We are currently going through a transformation in orthopaedic literature, and levels of evidence have become more front and center in the evaluation of a particular study’s importance. To that end, the study by Noyes et al. is only Level IV. Unfortunately, that is also true for most of the shoulder chondrolysis cases that have been accumulated to date1. Noyes et al. did not report how many patients who were managed with use of pain pumps did not develop chondrolysis. We do not know if there are other risk factors unknown to us that could contribute to problems in these patients. Indeed, some may even argue whether or not chondrolysis was present in some of the patients in this case series, such as Case 3. Early arthritis can be seen especially in females after anterior cruciate ligament injury and reconstructive surgery as well as after meniscectomy. As a result, there is much discussion on the etiology of chondrolysis as other entities have been hypothesized, and some surgeons do not completely accept intra-articular pain pumps as a specific causative factor2.

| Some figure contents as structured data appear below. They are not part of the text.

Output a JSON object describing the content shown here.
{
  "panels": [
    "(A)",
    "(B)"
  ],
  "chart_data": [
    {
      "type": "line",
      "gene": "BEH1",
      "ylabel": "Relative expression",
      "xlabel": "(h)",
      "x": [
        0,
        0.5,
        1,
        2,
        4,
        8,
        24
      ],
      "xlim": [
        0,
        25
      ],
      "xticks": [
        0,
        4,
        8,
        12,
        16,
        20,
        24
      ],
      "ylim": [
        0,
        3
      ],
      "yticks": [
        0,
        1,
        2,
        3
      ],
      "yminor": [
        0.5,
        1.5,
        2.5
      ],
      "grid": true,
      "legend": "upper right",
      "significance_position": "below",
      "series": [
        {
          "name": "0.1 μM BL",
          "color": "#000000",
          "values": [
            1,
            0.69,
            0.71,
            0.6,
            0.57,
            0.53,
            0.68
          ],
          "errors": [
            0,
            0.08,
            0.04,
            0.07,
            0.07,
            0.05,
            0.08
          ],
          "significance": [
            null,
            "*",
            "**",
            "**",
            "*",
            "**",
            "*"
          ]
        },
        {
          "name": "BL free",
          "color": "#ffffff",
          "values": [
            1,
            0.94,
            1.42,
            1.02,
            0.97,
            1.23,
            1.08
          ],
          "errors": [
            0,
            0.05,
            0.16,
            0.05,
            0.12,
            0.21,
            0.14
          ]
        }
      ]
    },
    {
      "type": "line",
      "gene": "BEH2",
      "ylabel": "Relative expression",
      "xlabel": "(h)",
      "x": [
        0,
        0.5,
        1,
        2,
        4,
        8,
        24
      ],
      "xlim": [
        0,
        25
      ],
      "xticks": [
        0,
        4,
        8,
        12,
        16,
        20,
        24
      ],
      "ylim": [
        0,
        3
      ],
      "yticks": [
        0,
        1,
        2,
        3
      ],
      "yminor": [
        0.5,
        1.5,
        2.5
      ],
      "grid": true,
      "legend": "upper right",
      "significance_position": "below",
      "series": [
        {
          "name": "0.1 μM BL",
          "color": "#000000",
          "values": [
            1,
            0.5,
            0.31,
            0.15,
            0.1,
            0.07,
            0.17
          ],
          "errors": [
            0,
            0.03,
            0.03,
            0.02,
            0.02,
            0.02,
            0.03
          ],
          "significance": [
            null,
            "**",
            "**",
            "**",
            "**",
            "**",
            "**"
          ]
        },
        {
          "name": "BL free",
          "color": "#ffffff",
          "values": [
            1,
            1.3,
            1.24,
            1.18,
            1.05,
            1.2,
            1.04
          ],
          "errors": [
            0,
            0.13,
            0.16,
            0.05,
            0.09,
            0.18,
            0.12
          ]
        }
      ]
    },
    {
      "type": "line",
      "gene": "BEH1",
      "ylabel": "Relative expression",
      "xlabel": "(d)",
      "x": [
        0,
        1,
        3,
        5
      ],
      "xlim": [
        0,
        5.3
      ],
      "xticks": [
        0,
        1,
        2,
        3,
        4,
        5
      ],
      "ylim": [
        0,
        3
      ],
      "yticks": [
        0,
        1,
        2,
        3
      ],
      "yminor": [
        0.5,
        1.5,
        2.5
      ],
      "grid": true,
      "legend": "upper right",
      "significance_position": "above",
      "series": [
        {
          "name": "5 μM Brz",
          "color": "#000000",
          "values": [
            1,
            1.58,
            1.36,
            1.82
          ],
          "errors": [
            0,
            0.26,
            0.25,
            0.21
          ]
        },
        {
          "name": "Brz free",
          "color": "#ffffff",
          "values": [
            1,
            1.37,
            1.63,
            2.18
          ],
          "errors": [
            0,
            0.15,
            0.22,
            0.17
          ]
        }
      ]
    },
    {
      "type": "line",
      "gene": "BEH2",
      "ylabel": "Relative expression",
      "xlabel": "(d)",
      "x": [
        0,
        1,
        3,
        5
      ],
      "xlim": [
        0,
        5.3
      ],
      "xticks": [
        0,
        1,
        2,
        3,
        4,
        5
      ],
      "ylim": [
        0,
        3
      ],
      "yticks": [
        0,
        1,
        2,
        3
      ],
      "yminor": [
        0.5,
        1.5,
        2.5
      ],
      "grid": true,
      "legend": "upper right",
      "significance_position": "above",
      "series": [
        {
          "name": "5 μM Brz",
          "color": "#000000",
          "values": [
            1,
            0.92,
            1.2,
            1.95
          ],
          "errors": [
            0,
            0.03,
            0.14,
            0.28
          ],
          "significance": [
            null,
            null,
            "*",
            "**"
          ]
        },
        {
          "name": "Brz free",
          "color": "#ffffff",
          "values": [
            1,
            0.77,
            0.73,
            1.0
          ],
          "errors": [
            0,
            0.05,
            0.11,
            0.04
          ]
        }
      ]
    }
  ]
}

Research has been performed to elucidate factors contributing to chondrocyte death, including the concentration of bupivacaine, the time of exposure to the articular cartilage, and effects of epinephrine3-6. Presumably, if one of these factors proved to be the key trigger in chondrocyte death, then eliminating that factor while retaining other pain-blocking properties could be considered. However, the facts are that this entity is more prevalent in recent orthopaedic experience, that it most commonly affects young patients with relatively normal joints prior to the index operation, and that it has devastating, life-altering consequences. As in the study by Noyes et al., often the only alternative to treat the chondrolysis is joint replacement. This is similar to the experience of Levy et al., who performed total shoulder arthroplasty on eleven patients with shoulder chondrolysis7. The level of evidence of the study by Noyes et al. is low, and similar studies of chondrolysis in the shoulder also have low levels of evidence. There are no absolute proven causes and effects that can be derived from the Noyes study. But the weight of the evidence in these Level-IV studies and the severity of the outcomes mandate that we not use indwelling intra-articular local anesthetic-delivering devices to help with postoperative pain control in any joint. The potential risks are simply too great and the benefit for the patient is too small. This is a circumstance in which Level-IV evidence should speak loudly to all of us and should alter how we practice.